I'm trying to implement some object recognition using opencv. So far, I only used recorded data without any disturbing stuff in the scene which allowed me to focus on the recognition part with opencv. Now I realized, that this usually doesn't work for a real scenario. I want to make my algorithm work for a scene, where I place a (single) object on the floor or on a table in front of the camera and then create a mask (cv::Mat) which allows me to blank out everything but the subject on the table/floor.

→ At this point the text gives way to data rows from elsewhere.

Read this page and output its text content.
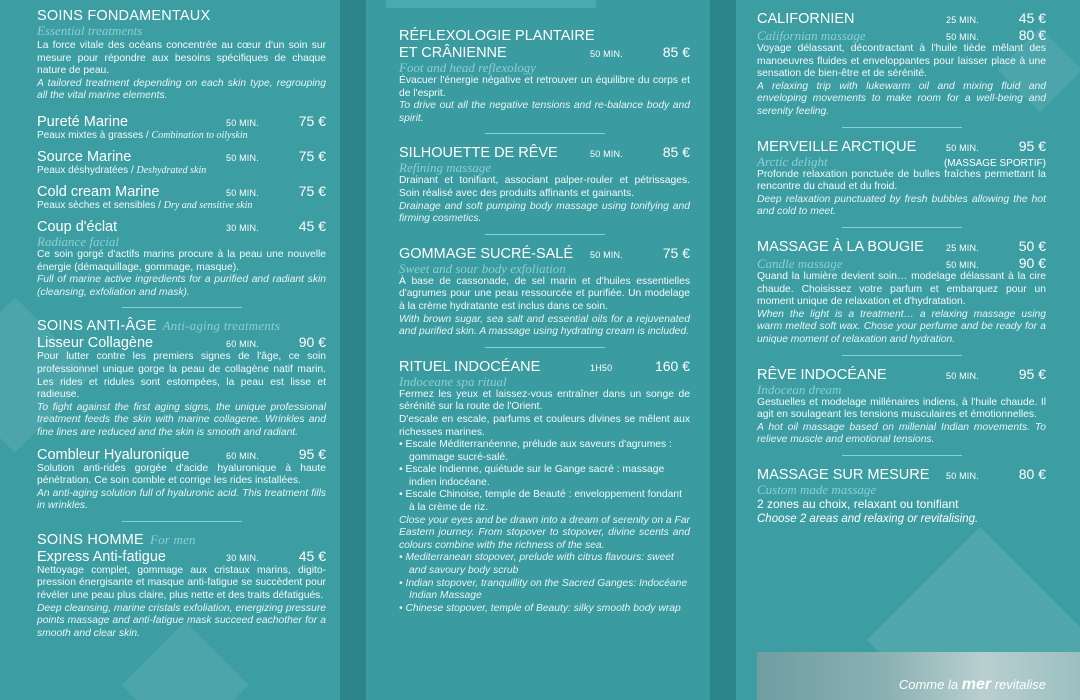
SOINS FONDAMENTAUX
Essential treatments
La force vitale des océans concentrée au cœur d'un soin sur mesure pour répondre aux besoins spécifiques de chaque nature de peau.
A tailored treatment depending on each skin type, regrouping all the vital marine elements.
Pureté Marine	50 MIN.	75 €
Peaux mixtes à grasses / Combination to oilyskin
Source Marine	50 MIN.	75 €
Peaux déshydratées / Deshydrated skin
Cold cream Marine	50 MIN.	75 €
Peaux sèches et sensibles / Dry and sensitive skin
Coup d'éclat	30 MIN.	45 €
Radiance facial
Ce soin gorgé d'actifs marins procure à la peau une nouvelle énergie (démaquillage, gommage, masque).
Full of marine active ingredients for a purified and radiant skin (cleansing, exfoliation and mask).
SOINS ANTI-ÂGE Anti-aging treatments
Lisseur Collagène	60 MIN.	90 €
Pour lutter contre les premiers signes de l'âge, ce soin professionnel unique gorge la peau de collagène natif marin. Les rides et ridules sont estompées, la peau est lisse et radieuse.
To fight against the first aging signs, the unique professional treatment feeds the skin with marine collagene. Wrinkles and fine lines are reduced and the skin is smooth and radiant.
Combleur Hyaluronique	60 MIN.	95 €
Solution anti-rides gorgée d'acide hyaluronique à haute pénétration. Ce soin comble et corrige les rides installées.
An anti-aging solution full of hyaluronic acid. This treatment fills in wrinkles.
SOINS HOMME For men
Express Anti-fatigue	30 MIN.	45 €
Nettoyage complet, gommage aux cristaux marins, digito-pression énergisante et masque anti-fatigue se succèdent pour révéler une peau plus claire, plus nette et des traits défatigués.
Deep cleansing, marine cristals exfoliation, energizing pressure points massage and anti-fatigue mask succeed eachother for a smooth and clear skin.
RÉFLEXOLOGIE PLANTAIRE
ET CRÂNIENNE	50 MIN.	85 €
Foot and head reflexology
Évacuer l'énergie négative et retrouver un équilibre du corps et de l'esprit.
To drive out all the negative tensions and re-balance body and spirit.
SILHOUETTE DE RÊVE	50 MIN.	85 €
Refining massage
Drainant et tonifiant, associant palper-rouler et pétrissages. Soin réalisé avec des produits affinants et gainants.
Drainage and soft pumping body massage using tonifying and firming cosmetics.
GOMMAGE SUCRÉ-SALÉ	50 MIN.	75 €
Sweet and sour body exfoliation
À base de cassonade, de sel marin et d'huiles essentielles d'agrumes pour une peau ressourcée et purifiée. Un modelage à la crème hydratante est inclus dans ce soin.
With brown sugar, sea salt and essential oils for a rejuvenated and purified skin. A massage using hydrating cream is included.
RITUEL INDOCÉANE	1H50	160 €
Indoceane spa ritual
Fermez les yeux et laissez-vous entraîner dans un songe de sérénité sur la route de l'Orient.
D'escale en escale, parfums et couleurs divines se mêlent aux richesses marines.
• Escale Méditerranéenne, prélude aux saveurs d'agrumes : gommage sucré-salé.
• Escale Indienne, quiétude sur le Gange sacré : massage indien indocéane.
• Escale Chinoise, temple de Beauté : enveloppement fondant à la crème de riz.
Close your eyes and be drawn into a dream of serenity on a Far Eastern journey. From stopover to stopover, divine scents and colours combine with the richness of the sea.
• Mediterranean stopover, prelude with citrus flavours: sweet and savoury body scrub
• Indian stopover, tranquillity on the Sacred Ganges: Indocéane Indian Massage
• Chinese stopover, temple of Beauty: silky smooth body wrap
CALIFORNIEN	25 MIN.	45 €
Californian massage	50 MIN.	80 €
Voyage délassant, décontractant à l'huile tiède mêlant des manoeuvres fluides et enveloppantes pour laisser place à une sensation de bien-être et de sérénité.
A relaxing trip with lukewarm oil and mixing fluid and enveloping movements to make room for a well-being and serenity feeling.
MERVEILLE ARCTIQUE	50 MIN.	95 €
Arctic delight	(MASSAGE SPORTIF)
Profonde relaxation ponctuée de bulles fraîches permettant la rencontre du chaud et du froid.
Deep relaxation punctuated by fresh bubbles allowing the hot and cold to meet.
MASSAGE À LA BOUGIE	25 MIN.	50 €
Candle massage	50 MIN.	90 €
Quand la lumière devient soin… modelage délassant à la cire chaude. Choisissez votre parfum et embarquez pour un moment unique de relaxation et d'hydratation.
When the light is a treatment… a relaxing massage using warm melted soft wax. Chose your perfume and be ready for a unique moment of relaxation and hydration.
RÊVE INDOCÉANE	50 MIN.	95 €
Indocean dream
Gestuelles et modelage millénaires indiens, à l'huile chaude. Il agit en soulageant les tensions musculaires et émotionnelles.
A hot oil massage based on millenial Indian movements. To relieve muscle and emotional tensions.
MASSAGE SUR MESURE	50 MIN.	80 €
Custom made massage
2 zones au choix, relaxant ou tonifiant
Choose 2 areas and relaxing or revitalising.
Comme la mer revitalise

Therefore I just started to have a look at the Point Cloud Library. Yet, I'm not sure how to do that or what is the best way to do it. I thought of using a plane segmentation algorithm on the Point Cloud from a Kinect camera, then remove the plane and only leave the cloud of the object behind. After that I plan to read the x and y coordinates from the corner points (outermost points) to create a mask object with opencv. Would this work? Any better ideas or maybe a source/example for a working solution?
Thanks for helping!
... The problem was that after the segmentation the point cloud is no longer organized and I did not manage to read out the (expected) x, y coordinates of the points in the cloud by using:
for (size_t i = 0; i < (cloud)->points.size(); ++i)
{
std::cout << "PointCloud x: " << cloud->points[i].x << std::endl;
std::cout << "PointCloud y: " << cloud->points[i].y << std::endl;
std::cout << "PointCloud z: " << cloud->points[i].z << std::endl;
}
This gave me some float numbers which I am not sure how to interpret. I apologize for the stupid question but what do this numbers tell? How can I get the int coordinates?
Thanks